DDoS Attacks Surge During Milano Cortina 2026 Winter Games

The Milano Cortina 2026 Winter Games became a lightning rod for distributed denial‑of‑service activity, with Italian networks recording a 181 % jump in attack volume compared with the 2025 baseline. From February 6 to February 23, the daily onslaught surged to six‑to‑ten times historic levels, culminating in more than 2,200 separate attacks on the final day of competition. This pattern mirrors previous spikes seen during the Olympics and World Cup, confirming that global sporting spectacles present a predictable window for cyber‑threat actors. The surge also strained emergency communication channels, prompting temporary service outages.

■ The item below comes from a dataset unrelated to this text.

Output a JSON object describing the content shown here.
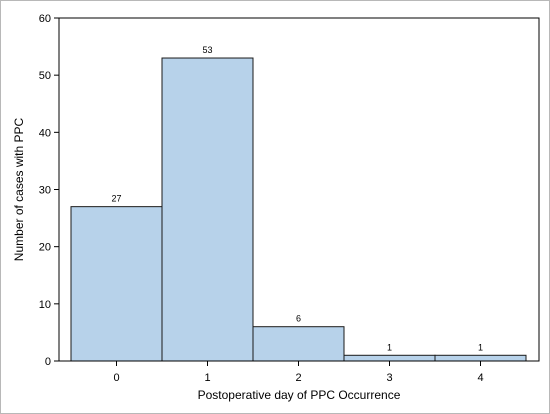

Unlike the pre‑event phase, which was dominated by high‑bandwidth assaults, the Games saw a tactical pivot toward high‑throughput UDP flooding, accounting for 85 % of all incidents. The hacktivist collective NoName057(16) claimed responsibility, deploying the DDoSia platform alongside the Aisuru IoT botnet to amplify traffic. By hijacking thousands of insecure smart devices, attackers generated sustained packet bursts that overwhelmed hotel reservation systems, ski‑lift controls, consular portals, and even defense installations, exposing the fragility of legacy network defenses under sustained pressure. These vectors exploited default credentials, highlighting the persistent risk of poorly secured IoT deployments.

For organizers and infrastructure providers, the Milano Cortina surge underscores the need for proactive mitigation strategies. Real‑time traffic scrubbing, diversified routing, and mandatory IoT security hygiene can blunt the impact of UDP‑based floods. Moreover, intelligence sharing between governments, ISPs, and event sponsors can accelerate attribution and response. As the calendar fills with high‑profile gatherings—from the 2028 Los Angeles Olympics to major trade shows—anticipating DDoS spikes will become a core component of cyber‑risk management. Stakeholders are now investing in AI‑driven anomaly detection to pre‑emptively flag malicious traffic spikes.